Help for Personal Care is Available

Amy Crevola (left), with NorthWest Senior & Disability Services, chats with her client, Beverley DeSaulnier in Polk County. Photo by Leah Nash

By Merry MacKinnon

After she fell last December, fracturing and dislocating her right shoulder, 86-year-old Beverley DeSaulnier had questions about her personal care.

“I’m right-handed and I needed help with everything,” said DeSaulnier, of Polk County. “I wanted to know how I would go about contacting people if I needed to have in-home care or needed to move into a facility.”

She called the Aging and Disability Resource Connection (ADRC) of Oregon and talked to counselor Amy Crevola about in-home and long-term care. DeSaulnier now lives at a nearby residential care facility, where she and her family have met several times with Crevola.

“The crux of my role is deep listening with each client,” said Crevola, who also visits clients at their homes in South Salem and Polk County.

“Someone might call and say, ‘Mom has fallen,’ and they want to know how to keep her home and safe,” Crevola said. “It may involve getting grab bars installed, Meals on Wheels delivered and how to hire in-home care. It might also mean conducting a family meeting, providing dementia education or crisis intervention.”

While finding services for older people and those with disabilities may seem complicated, the ADRC is a shortcut. Its website ( and toll-free phone line, 855-ORE-ADRC (855-673-2372), link to 6,000 public and private programs across the state.

“It’s like a one-stop shopping resource for people with questions about aging and disability,” said Joyce DeMonnin, AARP Oregon communications director.
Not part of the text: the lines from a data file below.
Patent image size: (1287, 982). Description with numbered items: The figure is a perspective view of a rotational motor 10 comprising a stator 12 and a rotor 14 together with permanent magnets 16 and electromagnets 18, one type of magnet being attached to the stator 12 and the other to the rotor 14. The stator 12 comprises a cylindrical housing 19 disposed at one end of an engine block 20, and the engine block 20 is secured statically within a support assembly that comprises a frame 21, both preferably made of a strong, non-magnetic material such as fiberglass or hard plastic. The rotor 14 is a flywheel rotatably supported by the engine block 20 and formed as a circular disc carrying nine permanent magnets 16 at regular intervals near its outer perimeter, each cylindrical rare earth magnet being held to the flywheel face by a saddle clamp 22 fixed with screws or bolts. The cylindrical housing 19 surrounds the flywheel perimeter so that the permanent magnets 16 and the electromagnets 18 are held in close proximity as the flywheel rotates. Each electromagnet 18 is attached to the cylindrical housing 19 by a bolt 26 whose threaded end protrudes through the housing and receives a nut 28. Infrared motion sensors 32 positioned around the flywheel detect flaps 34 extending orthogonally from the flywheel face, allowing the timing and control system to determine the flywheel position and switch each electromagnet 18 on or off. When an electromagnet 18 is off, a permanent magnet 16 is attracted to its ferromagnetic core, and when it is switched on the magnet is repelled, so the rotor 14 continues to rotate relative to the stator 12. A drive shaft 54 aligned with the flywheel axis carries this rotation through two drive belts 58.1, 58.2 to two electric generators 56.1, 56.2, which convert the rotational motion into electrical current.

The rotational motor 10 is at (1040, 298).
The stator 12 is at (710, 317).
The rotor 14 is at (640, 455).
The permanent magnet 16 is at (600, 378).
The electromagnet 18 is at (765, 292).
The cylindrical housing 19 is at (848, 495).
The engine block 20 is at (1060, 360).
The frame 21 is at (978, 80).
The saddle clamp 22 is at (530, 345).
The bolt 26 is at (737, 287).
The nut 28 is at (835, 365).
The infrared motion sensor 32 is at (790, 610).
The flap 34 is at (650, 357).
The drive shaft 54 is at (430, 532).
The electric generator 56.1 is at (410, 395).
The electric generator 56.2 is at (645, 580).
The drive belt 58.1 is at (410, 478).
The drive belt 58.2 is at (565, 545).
A Portland State University survey of ADRC clients described two main categories of inquiries by callers. One group wanted information about medical benefits, food stamps and subsidized housing, while the other cited concerns with personal care.

An aging population
More than 16 percent of Oregon’s population is 65 or older—almost two percentage points higher that the nation’s. But in eastern Oregon’s Harney County (population about 7,300), nearly 23 percent of the residents are 65-plus.
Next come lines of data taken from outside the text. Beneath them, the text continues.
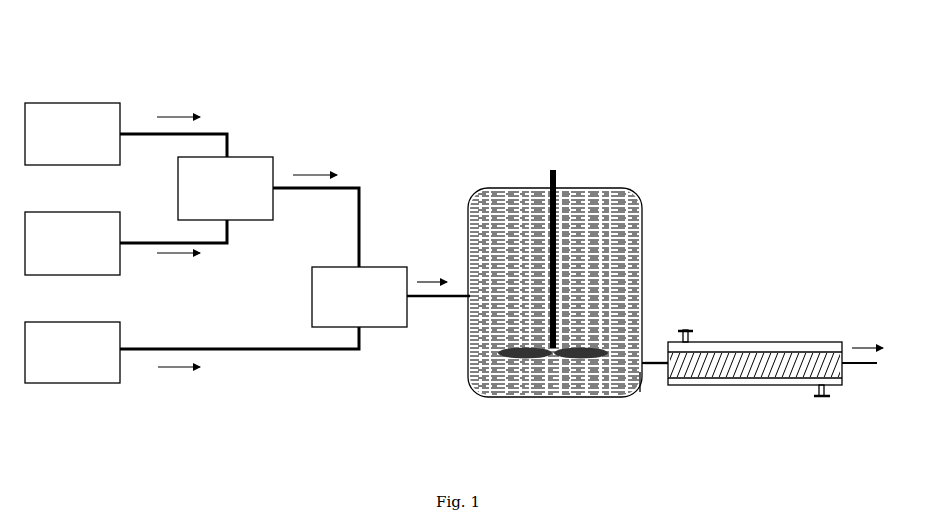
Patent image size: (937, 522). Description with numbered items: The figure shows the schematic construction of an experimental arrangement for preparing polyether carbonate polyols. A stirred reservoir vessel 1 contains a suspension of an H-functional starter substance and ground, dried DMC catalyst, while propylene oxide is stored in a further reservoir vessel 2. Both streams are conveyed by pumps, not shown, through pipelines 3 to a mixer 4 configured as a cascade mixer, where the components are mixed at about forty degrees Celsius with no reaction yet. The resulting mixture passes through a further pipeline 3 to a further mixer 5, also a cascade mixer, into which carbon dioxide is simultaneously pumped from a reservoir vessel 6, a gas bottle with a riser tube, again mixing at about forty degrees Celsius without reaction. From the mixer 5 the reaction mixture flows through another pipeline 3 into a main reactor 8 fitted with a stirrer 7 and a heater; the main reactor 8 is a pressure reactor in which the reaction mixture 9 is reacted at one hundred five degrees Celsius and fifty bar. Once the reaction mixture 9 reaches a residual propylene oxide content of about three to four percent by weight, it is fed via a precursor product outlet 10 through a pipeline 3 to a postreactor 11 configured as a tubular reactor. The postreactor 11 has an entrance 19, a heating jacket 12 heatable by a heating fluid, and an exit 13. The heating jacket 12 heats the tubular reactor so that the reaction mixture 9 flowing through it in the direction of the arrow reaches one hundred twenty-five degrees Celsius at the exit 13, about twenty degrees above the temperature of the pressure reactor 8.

The stirred reservoir vessel 1 is at (72, 134).
The reservoir vessel 2 is at (72, 243).
The pipeline 3 is at (137, 133).
The mixer 4 is at (225, 188).
The further mixer 5 is at (359, 297).
The reservoir vessel 6 is at (72, 352).
The stirrer 7 is at (548, 179).
The main reactor 8 is at (613, 188).
The reaction mixture 9 is at (622, 243).
The precursor product outlet 10 is at (645, 382).
The postreactor 11 is at (755, 322).
The heating jacket 12 is at (713, 342).
The exit 13 is at (843, 367).
The entrance 19 is at (658, 366).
Yet even in Harney County, the ADRC links callers to local social service providers who can answer their questions. “People are always so grateful to get unbiased information about their long-term care,” said Kristi Murphy, an ADRC program analyst.

Younger residents are departing for college and work, leaving behind those who have retired, many of whom become frail as they age, said Angie Lamborn, executive director of Harney County Senior & Community Services Center in Burns.

“Our facility and services are being used regularly by many, and we see new faces,” she said.

Like many of the state’s senior centers, the Harney County center delivers and serves prepared meals (almost 17,000 last year) and promotes Dial-A-Ride, free medical transportation for veterans and other assistance. It also lends out free donated shower chairs, canes and walkers; holds tai chi, walking and quilting groups; and mails a bimonthly newsletter to 578 addresses.

“We’re trying to figure out how best to serve everyone on limited dollars,” Lamborn said.

DeMonnin said there is a great need for information about services that could help residents on limited incomes. Many also qualify for government aid such as food stamps, Medicare drug payments and utility bill assistance.

The ADRC can direct people to the Senior Health Insurance Benefits Assistance Program for individual questions about Medicare in nearly every county in the state.

Merry MacKinnon is a writer living in Portland.